Richard was a psychiatrist and psychoanalyst in private practice for about 40 years in Denver and then worked with the Veteran’s Administration, and also helped found the Denver Psychoanalytic Institute. Richard was an avid outdoorsman, who loved backpacking, fly fishing, skiing, and sailing. He loved tennis and played almost daily throughout his life. He even continued after recovering from spinal surgery. He was on the Williams College Nordic Cross Country team, and continued to ski jump for fun after he, his wife and daughter moved to Colorado for his psychiatric internship at Denver General Hospital and his residency at Colorado Psychopathic Hospital. He downhill skied in Vermont as a teenager, and encouraged his son, daughter and wife to learn in Colorado. The family soon had a tradition of a ski trip to a different ski area each Christmas or spring break. Dick took Augusts off, following his family’s tradition, and took the family on car camping trips (even with bunk beds for Eric and Cindy in the very large canvas tent). Dick and Judy both wanted to get away from the crowds, and soon switched to backpacking. Dick even started sewing, first a tent, then sleeping bags and other gear (from Holubar kits).

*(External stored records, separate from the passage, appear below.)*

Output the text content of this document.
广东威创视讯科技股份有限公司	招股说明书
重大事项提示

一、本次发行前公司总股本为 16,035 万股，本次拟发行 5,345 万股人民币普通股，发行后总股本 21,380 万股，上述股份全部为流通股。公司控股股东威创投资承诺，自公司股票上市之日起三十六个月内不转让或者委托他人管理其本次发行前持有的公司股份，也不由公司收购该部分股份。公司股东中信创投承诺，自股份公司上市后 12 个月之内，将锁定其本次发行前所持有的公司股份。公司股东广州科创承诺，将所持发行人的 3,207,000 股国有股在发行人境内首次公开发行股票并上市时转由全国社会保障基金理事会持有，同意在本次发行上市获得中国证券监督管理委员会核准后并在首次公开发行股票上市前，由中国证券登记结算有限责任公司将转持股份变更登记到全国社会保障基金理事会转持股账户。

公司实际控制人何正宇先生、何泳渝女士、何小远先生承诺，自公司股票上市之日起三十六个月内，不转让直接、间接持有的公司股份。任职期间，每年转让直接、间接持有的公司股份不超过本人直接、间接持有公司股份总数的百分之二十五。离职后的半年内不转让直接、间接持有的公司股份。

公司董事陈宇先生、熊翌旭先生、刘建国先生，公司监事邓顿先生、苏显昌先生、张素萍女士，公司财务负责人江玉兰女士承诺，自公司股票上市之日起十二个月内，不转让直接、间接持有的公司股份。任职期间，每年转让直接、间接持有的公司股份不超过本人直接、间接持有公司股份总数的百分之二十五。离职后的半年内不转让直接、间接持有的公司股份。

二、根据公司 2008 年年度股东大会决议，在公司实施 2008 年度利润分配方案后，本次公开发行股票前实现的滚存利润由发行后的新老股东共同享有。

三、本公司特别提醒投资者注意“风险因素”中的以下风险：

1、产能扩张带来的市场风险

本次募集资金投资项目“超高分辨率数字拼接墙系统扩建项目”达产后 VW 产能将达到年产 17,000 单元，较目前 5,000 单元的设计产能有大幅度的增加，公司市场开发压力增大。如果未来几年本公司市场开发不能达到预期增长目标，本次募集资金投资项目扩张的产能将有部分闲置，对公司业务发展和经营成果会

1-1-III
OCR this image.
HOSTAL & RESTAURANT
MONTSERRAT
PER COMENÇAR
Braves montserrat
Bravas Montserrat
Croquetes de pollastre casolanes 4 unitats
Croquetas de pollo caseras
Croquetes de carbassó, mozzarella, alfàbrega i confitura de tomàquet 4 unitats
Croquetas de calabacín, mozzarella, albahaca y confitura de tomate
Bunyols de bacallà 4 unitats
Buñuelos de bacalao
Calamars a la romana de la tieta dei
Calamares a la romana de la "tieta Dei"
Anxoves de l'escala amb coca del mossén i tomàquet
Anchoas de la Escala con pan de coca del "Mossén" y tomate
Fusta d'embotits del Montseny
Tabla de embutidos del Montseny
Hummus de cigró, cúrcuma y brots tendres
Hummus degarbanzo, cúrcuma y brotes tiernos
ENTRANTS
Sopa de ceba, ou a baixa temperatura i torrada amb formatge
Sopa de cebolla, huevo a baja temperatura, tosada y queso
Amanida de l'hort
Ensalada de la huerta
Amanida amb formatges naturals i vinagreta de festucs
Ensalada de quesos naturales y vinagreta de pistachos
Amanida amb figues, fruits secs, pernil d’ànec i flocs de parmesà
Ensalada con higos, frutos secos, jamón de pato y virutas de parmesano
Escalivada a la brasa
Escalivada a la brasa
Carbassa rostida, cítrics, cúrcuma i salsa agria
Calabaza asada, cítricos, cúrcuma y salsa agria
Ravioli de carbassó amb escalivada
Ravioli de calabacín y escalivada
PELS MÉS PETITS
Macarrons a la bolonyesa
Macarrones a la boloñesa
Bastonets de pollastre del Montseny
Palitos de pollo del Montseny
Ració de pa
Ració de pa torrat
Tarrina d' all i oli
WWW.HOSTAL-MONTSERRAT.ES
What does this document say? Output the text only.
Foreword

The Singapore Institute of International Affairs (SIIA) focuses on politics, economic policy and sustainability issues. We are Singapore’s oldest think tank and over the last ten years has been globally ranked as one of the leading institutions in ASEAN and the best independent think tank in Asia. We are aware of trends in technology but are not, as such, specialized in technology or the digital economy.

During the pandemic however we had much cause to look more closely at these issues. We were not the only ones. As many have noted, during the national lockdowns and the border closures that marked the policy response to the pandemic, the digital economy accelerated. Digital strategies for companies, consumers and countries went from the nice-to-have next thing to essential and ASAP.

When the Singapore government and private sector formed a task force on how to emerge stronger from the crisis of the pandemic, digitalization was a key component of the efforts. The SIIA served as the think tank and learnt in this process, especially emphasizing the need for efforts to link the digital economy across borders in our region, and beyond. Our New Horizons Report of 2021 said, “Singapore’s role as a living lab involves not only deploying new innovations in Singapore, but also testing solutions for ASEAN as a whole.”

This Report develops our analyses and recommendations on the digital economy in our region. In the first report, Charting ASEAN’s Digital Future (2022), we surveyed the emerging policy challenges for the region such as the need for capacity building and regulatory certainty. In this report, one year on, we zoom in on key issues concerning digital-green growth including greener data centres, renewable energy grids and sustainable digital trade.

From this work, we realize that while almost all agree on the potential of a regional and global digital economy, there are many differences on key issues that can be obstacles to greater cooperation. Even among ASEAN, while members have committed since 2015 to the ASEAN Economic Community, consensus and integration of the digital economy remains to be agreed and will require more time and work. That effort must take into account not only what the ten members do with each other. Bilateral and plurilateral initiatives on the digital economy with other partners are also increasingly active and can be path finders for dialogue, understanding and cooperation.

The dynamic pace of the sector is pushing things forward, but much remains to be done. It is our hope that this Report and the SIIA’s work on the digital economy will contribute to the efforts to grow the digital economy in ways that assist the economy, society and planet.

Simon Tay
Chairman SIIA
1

The August trips often involved backpacks, and eventually Dick and Judy backpacked in almost every Colorado wilderness area, as well as Wyoming and Hawaii. They also travel and hiked throughout most of the southwest‘s national parks and monuments. When he and Judy could no longer carry backpacks, they switched to llama packing. Even into their 70s, they took their grandchildren on two-week long llama packing trips. Richard instilled in his children and grandchildren a love of the outdoors. He was infamous for always wanting to “go just a bit farther” for a better campsite or view. Even now, wanting to go a little bit longer, is referred to by in-laws and grandchildren as “being a Cattell”, or going on a “Cattell walk”.

Dick was a keen sailor, growing up in Boston with summer racing in Duxbury. Being landlocked in Colorado, he longed for sailing, so he, Judy and family went on three bare boating charters in the Caribbean, and Dick was able to enjoy the wind in the sails. The family also chartered sailboats in the Greek islands and along the western cost of Turkey to visit the ancient sites of Ephesus, Bodrum and the island of Rhodes. In retirement, he and Judy trailered their sailboat, the Pequod II, across the country from Lake Mead, to the Texas coast and Duxbury, Massachusetts. Richard was also an adventurer, who rafted down the Danube River from Germany to Yugoslavia, and the Grand Canyon and Green Rivers in the southwest; and hiked the Machu Pichu trail in Peru, the Arctic National Wildlife Refuge in Alaska, and the Annapurna trail in Nepal, and bicycled through China.

Mount Vernon, Colorado was a very important part of Dick’s life, where the family lived from 1958 until 2011. He was honored to serve on the Board of Directors several times and worked with the community to improve wildfire protection through thinning the forests of dead limbs, beetle kills and creating defensible spaces, as well as promote construction of the Club House sewer treatment facility and the new tennis complex with clay courts and platform tennis.

In May 2011, Dick and Judy moved to Meadowlark Hills in Manhattan, KS to be closer to family and have enjoyed making new friends and attending frequent McCain Auditorium and Hale Library music concerts at Kansas State University. Dick also had the opportunity to get in one last sail several years ago on Tuttle Creek Reservoir with the help of the Blue Valley Yacht Club.

Richard is survived by Judith, his wife and co-adventurer of 69 years, daughter Cynthia Cattell (John) of Minneapolis, MN, son Eric Cattell (Connie) of Manhattan, KS, grandchildren Keith, Alex, Elizabeth, and Phillip, and great grandchildren Ursula and Laszlo, and his sister Jeanne Cattell Rhinelander and brother-in-law William Dunmore. He was preceded in death by his parents: Dr. Richard B. Cattell and Agnes Matzinger Cattell, his brothers, William, and John Cattell, and his sister Mary Virginia Dunmore.

Memorials may be made to the Meadowlark Foundation to benefit the Good Samaritan Fund, and the Unitarian Universalist Fellowship of Manhattan Helping Hands Fund. Memorial contributions may be left in care of the Yorgensen-Meloan-Londeen Funeral Home, 1616 Poyntz Avenue, Manhattan, KS 66502.